EtcdStore in PyTorch Distributed Elastic: Facilitating Worker Coordination


PyTorch Distributed Elastic (DistributedEs)

  • It enables large-scale model training by leveraging multiple computing resources collaboratively.
  • DistributedEs is an extension of PyTorch that facilitates distributed training across multiple machines or processes.

Rendezvous and EtcdStore

  • EtcdStore is a specific implementation of the rendezvous backend that utilizes the Etcd distributed key-value store.
  • A rendezvous mechanism is crucial for this coordination, allowing processes to discover each other and establish communication channels.
  • In a DistributedEs setup, processes (workers) need to coordinate and synchronize their actions.

EtcdStore's Role

  1. Process Registration
    When a worker starts, it uses EtcdStore to register itself with a unique identifier in the Etcd store.
  2. Discovery and Communication
    Other workers can then discover the registered workers by querying the Etcd store for these identifiers. This enables them to establish connections and exchange information.
  3. Barrier Synchronization
    EtcdStore can also be used to implement barrier synchronization. This ensures that all workers reach a specific point in the training process before any proceed further. This is essential for tasks like data shuffling or model updates.

Key Points

  • Alternative rendezvous backends might be available depending on your PyTorch and system configuration.
  • It leverages the Etcd store for reliable storage and access to rendezvous information.
  • EtcdStore provides a distributed and consistent way for workers to coordinate and synchronize in a DistributedEs training environment.
  • Explore other rendezvous backends provided by DistributedEs if Etcd is not suitable for your use case.
  • Consider security implications when using a distributed key-value store like Etcd.
  • Setting up and managing an Etcd cluster might be required for EtcdStore.


PyTorch Documentation

The PyTorch Distributed Elastic documentation provides a high-level overview of rendezvous and doesn't delve into specific backend implementations like EtcdStore. However, it can be helpful to understand the overall concepts:

Alternative Examples

While EtcdStore examples might be limited, you can find code using the higher-level RendezvousHandler abstraction. These examples showcase the rendezvous process without focusing on the specific backend:

Code Snippet (Illustrative - No Etcd Interaction)
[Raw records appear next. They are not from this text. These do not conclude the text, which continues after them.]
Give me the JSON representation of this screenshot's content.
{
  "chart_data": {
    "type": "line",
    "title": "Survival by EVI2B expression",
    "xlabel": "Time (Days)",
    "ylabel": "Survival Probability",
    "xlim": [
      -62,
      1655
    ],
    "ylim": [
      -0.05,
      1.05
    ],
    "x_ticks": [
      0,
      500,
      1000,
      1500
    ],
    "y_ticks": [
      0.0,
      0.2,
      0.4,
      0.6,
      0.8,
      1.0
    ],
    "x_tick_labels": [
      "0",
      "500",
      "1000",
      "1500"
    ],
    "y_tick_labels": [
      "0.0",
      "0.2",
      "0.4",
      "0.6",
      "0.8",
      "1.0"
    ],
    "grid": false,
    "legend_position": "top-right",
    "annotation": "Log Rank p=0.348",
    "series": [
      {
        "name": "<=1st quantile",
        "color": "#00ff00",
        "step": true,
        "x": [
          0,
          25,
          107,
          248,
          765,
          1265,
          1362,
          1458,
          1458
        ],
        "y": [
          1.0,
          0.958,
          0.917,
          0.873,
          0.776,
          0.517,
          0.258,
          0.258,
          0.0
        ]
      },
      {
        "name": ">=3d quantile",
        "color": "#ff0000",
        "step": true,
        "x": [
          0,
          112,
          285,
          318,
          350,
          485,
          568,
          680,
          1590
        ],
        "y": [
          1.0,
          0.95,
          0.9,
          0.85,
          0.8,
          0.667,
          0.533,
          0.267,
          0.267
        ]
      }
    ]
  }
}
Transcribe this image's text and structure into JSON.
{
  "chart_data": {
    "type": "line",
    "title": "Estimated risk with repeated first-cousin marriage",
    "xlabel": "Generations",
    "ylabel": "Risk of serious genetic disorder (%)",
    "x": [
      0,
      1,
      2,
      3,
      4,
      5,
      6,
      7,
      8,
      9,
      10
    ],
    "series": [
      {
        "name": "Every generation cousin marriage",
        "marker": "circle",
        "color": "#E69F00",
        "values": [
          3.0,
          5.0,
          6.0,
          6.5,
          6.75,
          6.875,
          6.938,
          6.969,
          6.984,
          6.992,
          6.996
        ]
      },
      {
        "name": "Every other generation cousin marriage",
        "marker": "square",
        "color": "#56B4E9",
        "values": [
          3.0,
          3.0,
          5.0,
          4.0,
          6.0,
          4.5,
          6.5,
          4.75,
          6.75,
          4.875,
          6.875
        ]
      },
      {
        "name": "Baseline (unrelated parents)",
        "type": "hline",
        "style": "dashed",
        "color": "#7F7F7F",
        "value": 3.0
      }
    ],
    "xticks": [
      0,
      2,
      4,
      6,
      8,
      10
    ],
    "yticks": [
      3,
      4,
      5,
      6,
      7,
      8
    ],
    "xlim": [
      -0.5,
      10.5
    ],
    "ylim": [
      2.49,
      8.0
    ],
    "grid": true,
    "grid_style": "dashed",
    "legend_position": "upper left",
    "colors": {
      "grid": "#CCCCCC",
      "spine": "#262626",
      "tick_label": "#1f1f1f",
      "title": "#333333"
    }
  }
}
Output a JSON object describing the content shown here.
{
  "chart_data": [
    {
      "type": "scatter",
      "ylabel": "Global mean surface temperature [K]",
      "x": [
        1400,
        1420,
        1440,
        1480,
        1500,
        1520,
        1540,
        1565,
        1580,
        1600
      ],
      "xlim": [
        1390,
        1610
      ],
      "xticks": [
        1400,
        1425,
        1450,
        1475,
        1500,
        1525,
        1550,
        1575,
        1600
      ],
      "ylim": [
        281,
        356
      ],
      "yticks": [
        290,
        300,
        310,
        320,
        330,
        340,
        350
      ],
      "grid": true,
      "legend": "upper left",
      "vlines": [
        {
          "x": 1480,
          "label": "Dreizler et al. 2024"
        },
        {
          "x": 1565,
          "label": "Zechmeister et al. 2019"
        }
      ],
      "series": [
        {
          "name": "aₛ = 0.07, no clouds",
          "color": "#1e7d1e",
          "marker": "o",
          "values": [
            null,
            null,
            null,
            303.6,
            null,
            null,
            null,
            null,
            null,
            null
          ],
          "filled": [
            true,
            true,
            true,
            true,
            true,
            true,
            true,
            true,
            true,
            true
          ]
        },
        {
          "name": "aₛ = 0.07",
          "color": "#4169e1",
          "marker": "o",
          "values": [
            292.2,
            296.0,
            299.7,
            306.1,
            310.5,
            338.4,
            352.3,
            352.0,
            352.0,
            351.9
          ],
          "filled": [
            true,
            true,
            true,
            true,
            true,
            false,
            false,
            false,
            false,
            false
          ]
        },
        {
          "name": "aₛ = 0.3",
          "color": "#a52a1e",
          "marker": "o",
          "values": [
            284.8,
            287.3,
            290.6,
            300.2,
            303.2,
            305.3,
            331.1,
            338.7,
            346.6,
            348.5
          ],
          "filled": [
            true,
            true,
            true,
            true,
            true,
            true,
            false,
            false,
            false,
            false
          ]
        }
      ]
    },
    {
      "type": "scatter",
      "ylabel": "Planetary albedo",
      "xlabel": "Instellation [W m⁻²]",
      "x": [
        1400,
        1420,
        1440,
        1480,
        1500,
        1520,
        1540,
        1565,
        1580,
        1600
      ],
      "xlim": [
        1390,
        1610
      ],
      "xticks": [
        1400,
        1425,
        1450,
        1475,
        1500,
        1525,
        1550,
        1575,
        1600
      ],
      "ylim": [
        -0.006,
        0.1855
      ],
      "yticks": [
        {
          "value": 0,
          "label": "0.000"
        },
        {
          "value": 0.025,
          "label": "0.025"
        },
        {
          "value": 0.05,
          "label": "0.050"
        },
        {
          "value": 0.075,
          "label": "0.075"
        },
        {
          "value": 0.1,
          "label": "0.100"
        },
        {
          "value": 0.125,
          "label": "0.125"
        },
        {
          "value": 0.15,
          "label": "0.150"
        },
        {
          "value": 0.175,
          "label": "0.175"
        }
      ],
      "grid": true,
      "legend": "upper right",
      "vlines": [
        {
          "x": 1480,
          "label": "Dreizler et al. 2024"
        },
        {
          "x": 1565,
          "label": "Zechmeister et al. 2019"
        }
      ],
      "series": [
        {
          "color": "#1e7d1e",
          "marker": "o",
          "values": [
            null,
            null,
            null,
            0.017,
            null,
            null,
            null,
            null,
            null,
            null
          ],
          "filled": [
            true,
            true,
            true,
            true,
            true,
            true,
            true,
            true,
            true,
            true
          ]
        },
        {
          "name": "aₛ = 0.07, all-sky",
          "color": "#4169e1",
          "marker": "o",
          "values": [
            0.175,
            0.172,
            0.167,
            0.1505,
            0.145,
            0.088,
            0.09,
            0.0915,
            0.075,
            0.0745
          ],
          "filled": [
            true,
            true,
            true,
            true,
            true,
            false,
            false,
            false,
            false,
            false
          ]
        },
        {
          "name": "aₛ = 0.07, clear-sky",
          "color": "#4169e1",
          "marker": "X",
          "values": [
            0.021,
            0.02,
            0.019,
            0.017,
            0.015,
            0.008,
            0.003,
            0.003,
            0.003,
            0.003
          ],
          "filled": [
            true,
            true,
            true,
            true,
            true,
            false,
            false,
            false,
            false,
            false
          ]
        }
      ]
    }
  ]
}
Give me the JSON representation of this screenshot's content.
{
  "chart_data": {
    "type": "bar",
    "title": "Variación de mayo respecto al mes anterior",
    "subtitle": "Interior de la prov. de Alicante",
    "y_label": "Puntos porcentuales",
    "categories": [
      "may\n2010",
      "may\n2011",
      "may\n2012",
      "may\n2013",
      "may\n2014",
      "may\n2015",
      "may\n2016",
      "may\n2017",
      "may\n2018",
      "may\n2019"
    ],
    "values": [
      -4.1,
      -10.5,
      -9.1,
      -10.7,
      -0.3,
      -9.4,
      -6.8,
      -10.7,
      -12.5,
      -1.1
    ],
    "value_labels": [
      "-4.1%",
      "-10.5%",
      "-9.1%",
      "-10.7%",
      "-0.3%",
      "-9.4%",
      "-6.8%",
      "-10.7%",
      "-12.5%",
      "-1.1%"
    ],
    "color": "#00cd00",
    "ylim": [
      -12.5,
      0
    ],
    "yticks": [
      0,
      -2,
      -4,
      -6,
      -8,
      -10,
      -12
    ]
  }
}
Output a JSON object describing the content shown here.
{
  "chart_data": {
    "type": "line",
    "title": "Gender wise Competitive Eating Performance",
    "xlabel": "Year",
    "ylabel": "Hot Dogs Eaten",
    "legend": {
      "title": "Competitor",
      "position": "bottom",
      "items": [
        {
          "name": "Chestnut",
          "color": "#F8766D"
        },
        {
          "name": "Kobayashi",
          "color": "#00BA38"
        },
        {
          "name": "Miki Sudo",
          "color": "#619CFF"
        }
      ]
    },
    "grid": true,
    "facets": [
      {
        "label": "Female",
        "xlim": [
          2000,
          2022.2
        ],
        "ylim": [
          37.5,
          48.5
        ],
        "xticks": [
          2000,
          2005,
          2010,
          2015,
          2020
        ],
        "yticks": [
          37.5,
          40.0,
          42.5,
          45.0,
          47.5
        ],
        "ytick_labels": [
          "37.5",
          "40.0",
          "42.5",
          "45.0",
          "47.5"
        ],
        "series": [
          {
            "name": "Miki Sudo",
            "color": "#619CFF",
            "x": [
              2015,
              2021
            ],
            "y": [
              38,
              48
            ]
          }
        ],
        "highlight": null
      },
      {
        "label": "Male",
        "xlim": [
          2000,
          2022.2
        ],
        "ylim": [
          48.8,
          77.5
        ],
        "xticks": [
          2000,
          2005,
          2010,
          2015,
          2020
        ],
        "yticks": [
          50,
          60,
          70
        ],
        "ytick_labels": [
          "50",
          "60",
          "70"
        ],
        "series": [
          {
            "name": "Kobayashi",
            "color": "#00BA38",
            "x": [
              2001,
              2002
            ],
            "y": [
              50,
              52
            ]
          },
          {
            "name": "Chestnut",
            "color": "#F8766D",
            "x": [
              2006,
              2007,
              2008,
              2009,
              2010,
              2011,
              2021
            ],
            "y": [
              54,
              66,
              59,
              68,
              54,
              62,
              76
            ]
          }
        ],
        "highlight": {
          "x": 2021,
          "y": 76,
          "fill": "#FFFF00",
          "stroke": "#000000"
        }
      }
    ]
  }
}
import torch.distributed.elastic.rendezvous as rendezvous

# (Assuming EtcdStore is the chosen backend)
rendezvous_handler = rendezvous.create_handler(backend="etcd")

# Worker registration and rendezvous (pseudocode)
rendezvous_handler.register(worker_id="worker_1")
store, rank, world_size = rendezvous_handler.next_rendezvous()

# Perform distributed training tasks using `store`, `rank`, and `world_size`

# (Optional) Shutdown the rendezvous handler
rendezvous_handler.shutdown()
  • Finally, we optionally shut down the rendezvous handler.
  • After rendezvous, we have access to information like the store (for communication), rank (worker identifier), and world_size (total number of workers) for distributed training tasks.
  • We register the worker and call next_rendezvous to achieve rendezvous. This would interact with the Etcd store in a real implementation.
  • We create a RendezvousHandler instance, specifying the backend (replace with "etcd" if that's your choice).
  • We import the rendezvous module.

Remember, this is a simplified example without actual Etcd interaction. It's meant to illustrate the general flow for educational purposes.



C10dRendezvousBackend (Default)

  • However, C10dRendezvousBackend might not be suitable for large-scale deployments due to potential scalability limitations with TCP connections.
  • This store relies on TCP connections between workers, making it a simpler and more lightweight option compared to Etcd.
  • It uses a C10d store (typically TCPStore) for communication and coordination.
  • This is the default rendezvous backend in DistributedEs.

User-Defined Rendezvous Backend

  • This approach offers more flexibility but requires writing additional code to handle worker discovery and communication.
  • DistributedEs allows you to implement a custom rendezvous backend if the built-in options don't meet your specific needs.

Choosing the Right Alternative

  • Consider these factors when selecting a rendezvous backend:

    • Scalability
      If you anticipate a large number of workers (dozens or hundreds), using Etcd might offer better scalability compared to C10dRendezvousBackend.
    • Complexity
      C10dRendezvousBackend is generally easier to set up and use. Etcd requires managing a separate key-value store service.
    • Security Concerns
      If security is a major concern, using a dedicated key-value store like Etcd might provide stronger security measures compared to simple TCP communication.
  • Evaluate the maintenance overhead of managing an external key-value store service like Etcd compared to the simpler setup of C10dRendezvousBackend.
  • Explore alternative distributed key-value stores besides Etcd. Options like ZooKeeper or Consul might be suitable depending on your environment and preferences.